Harry Potter and Co. does not belong to me, so don't bother sueing, u'll get a text book and a dog.

A.N. this is mi first fic ever, and i'm not any good yet, but give my ur best, go ahead and flame, i enjoy them. thanx,

always R&R plz.

Locked Away; Hidden

She was sitting in front of me, her head tilted just to the side, just enough for her slender throat to be visible.

'Gods, I'd love to kiss her there,' the thought popped into my head.

'Where did that thought come from Hermione? She's your best friend, you can't think like that,' my conscience argued.

'Ok, stop arguing with myself, this is ridiculous,' I thought again.

"Hermione, are you ok?" Harry suddenly asked.

"Of course I am," I answered him, finally giving my attention back to the lecture at hand. Dumbledore was warning us of the dangers of the thriving war, yet again. It didn't last long though, her long red hair was too tempting to not play with, and her throat caught my attention yet again.

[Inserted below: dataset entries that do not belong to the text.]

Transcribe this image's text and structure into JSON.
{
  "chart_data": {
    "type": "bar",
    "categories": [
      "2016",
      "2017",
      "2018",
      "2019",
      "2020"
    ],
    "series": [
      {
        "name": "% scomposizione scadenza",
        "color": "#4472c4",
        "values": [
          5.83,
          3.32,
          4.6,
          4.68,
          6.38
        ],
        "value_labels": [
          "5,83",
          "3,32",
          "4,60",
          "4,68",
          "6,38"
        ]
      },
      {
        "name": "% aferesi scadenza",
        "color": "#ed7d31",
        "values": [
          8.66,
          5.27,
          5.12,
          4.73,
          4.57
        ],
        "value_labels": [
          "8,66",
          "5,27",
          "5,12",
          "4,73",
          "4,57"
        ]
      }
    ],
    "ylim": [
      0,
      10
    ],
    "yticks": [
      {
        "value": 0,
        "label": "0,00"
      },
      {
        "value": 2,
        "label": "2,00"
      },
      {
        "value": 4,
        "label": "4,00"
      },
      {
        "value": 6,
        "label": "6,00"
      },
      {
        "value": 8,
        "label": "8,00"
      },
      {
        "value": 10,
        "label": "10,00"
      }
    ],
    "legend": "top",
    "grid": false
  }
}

She looked back at me as I stroked my fingers through the soft curls, smiling. I smiled back, how could I not? She seemed to brighten my day just being around, and her smile always made me smile. She could light my world with a little grin, and have me on cloud nine for the rest of the day with it.

I don't know when the feelings for my best friend changed, they gradually did I guess. I could always tell her everything, and one day we were talking, and I noticed how beautiful her eyes were. Then another day she was kissing her boyfriend, and I yearned to be the one kissing her. It was then I knew something was wrong. It just seemed to get worse though, no matter how hard I tried to bury it. I dated Ron; I wished he were his sister. I kissed other boys; I imagined they were her. Finally, secretively, silently, I admitted it; I was in love with my best friend.

But what to do about it? Nothing. Absolutely nothing. And it was hellish torture. I know she'll never feel the same way, never yearn the way I do. So I'll just have to keep it locked up in my heart, and do the one thing I can to smooth my feelings: keep her as a friend. If someday she does love me the way I do her, then I'll gladly let it out, but for now, it'll have to stay locked away, hidden.

She turned back to Dumbledore, and I continued to play with her hair, fantasizing about what I'd like to do to her neck and the low v-line shirt she wore. Damn.